'Kroger Technology' becomes a unified focused team
That's why he asks such tough questions of his people. If you're not willing to help drive the change he's mandating, then a change will certainly come. And it did. Hjelm's organization is delivering services much more efficiently, so much so that his focus today is aimed at doing what he came to do: turning Kroger's technology unit into an innovation engine that would become the most valued in the retail business.
It's a lofty goal, he admits, and a tough one to measure. But that mission has become gospel among the IT ranks — and, as Hjelm points out, it's also resonating with the rest of the company. He rebranded the organization from an ambiguous "IS&S" to "Kroger Technology," a clear, straightforward name that has further unified the team around that mission.

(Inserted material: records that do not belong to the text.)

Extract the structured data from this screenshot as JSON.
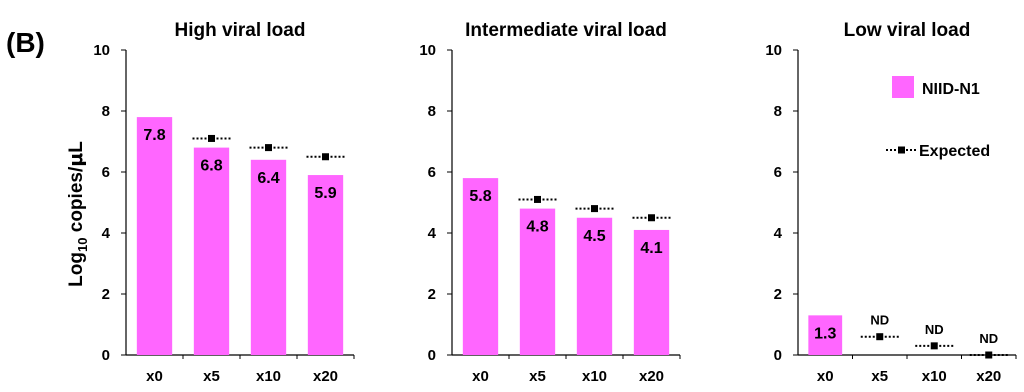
{
  "panel_label": "(B)",
  "y_axis_label": {
    "prefix": "Log",
    "subscript": "10",
    "suffix": " copies/",
    "mu": "μ",
    "unit": "L"
  },
  "colors": {
    "bar": "#ff66ff",
    "expected": "#000000",
    "axis": "#000000"
  },
  "chart_data": [
    {
      "type": "bar",
      "title": "High viral load",
      "categories": [
        "x0",
        "x5",
        "x10",
        "x20"
      ],
      "ylim": [
        0,
        10
      ],
      "yticks": [
        "0",
        "2",
        "4",
        "6",
        "8",
        "10"
      ],
      "series": [
        {
          "name": "NIID-N1",
          "type": "bar",
          "values": [
            7.8,
            6.8,
            6.4,
            5.9
          ],
          "labels": [
            "7.8",
            "6.8",
            "6.4",
            "5.9"
          ]
        },
        {
          "name": "Expected",
          "type": "line",
          "values": [
            null,
            7.1,
            6.8,
            6.5
          ]
        }
      ]
    },
    {
      "type": "bar",
      "title": "Intermediate viral load",
      "categories": [
        "x0",
        "x5",
        "x10",
        "x20"
      ],
      "ylim": [
        0,
        10
      ],
      "yticks": [
        "0",
        "2",
        "4",
        "6",
        "8",
        "10"
      ],
      "series": [
        {
          "name": "NIID-N1",
          "type": "bar",
          "values": [
            5.8,
            4.8,
            4.5,
            4.1
          ],
          "labels": [
            "5.8",
            "4.8",
            "4.5",
            "4.1"
          ]
        },
        {
          "name": "Expected",
          "type": "line",
          "values": [
            null,
            5.1,
            4.8,
            4.5
          ]
        }
      ]
    },
    {
      "type": "bar",
      "title": "Low viral load",
      "categories": [
        "x0",
        "x5",
        "x10",
        "x20"
      ],
      "ylim": [
        0,
        10
      ],
      "yticks": [
        "0",
        "2",
        "4",
        "6",
        "8",
        "10"
      ],
      "legend": {
        "placement": "top-right",
        "entries": [
          "NIID-N1",
          "Expected"
        ]
      },
      "series": [
        {
          "name": "NIID-N1",
          "type": "bar",
          "values": [
            1.3,
            null,
            null,
            null
          ],
          "labels": [
            "1.3",
            "ND",
            "ND",
            "ND"
          ]
        },
        {
          "name": "Expected",
          "type": "line",
          "values": [
            null,
            0.6,
            0.3,
            0.0
          ]
        }
      ]
    }
  ]
}
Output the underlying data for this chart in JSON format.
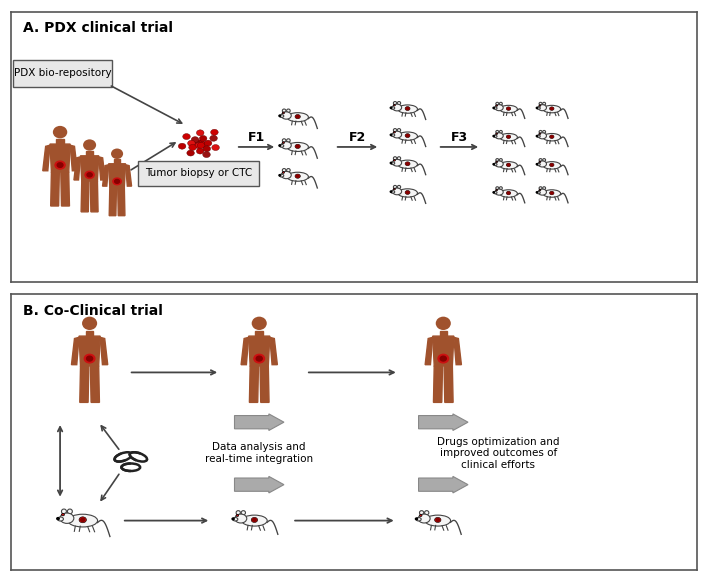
{
  "title_a": "A. PDX clinical trial",
  "title_b": "B. Co-Clinical trial",
  "pdx_box_label": "PDX bio-repository",
  "tumor_label": "Tumor biopsy or CTC",
  "f1_label": "F1",
  "f2_label": "F2",
  "f3_label": "F3",
  "data_analysis_label": "Data analysis and\nreal-time integration",
  "drugs_label": "Drugs optimization and\nimproved outcomes of\nclinical efforts",
  "human_color": "#A0522D",
  "mouse_fill": "#F5F5F5",
  "mouse_outline": "#444444",
  "tumor_red": "#CC1111",
  "tumor_dark": "#880000",
  "arrow_color": "#444444",
  "box_fill": "#E8E8E8",
  "box_edge": "#555555",
  "gray_arrow_fill": "#AAAAAA",
  "gray_arrow_edge": "#888888",
  "panel_bg": "#FFFFFF",
  "border_color": "#555555",
  "figure_bg": "#FFFFFF",
  "font_size_title": 10,
  "font_size_label": 7.5,
  "font_size_box": 7.5,
  "font_size_f": 9
}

And they're delivering. Some of Kroger Technology's notable accomplishments include QueVision, a system that has reduced checkout wait times to a mindboggling 30 seconds; and ZigBee, a sensor network for refrigerated cases and freezers that has increased food safety and store efficiency.
Hjelm's accomplishments — not to mention his service on the board of Kindred Healthcare, a $5.7 billion provider of post-acute care services — have garnered him even more responsibility at Kroger. He currently oversees the company's "small-store" strategy, a new group of stores aimed at helping customers complete their fill-in shopping. These stores — smaller than a supermarket, but larger than a convenience store — are expected to increase customer loyalty, grow identical-store shares, and boost wallet share among shoppers.
Hjelm has conquered two of his main objectives: building a culture of excellence and returning Kroger Technology to its legacy of innovation. And no doubt there's much more to come.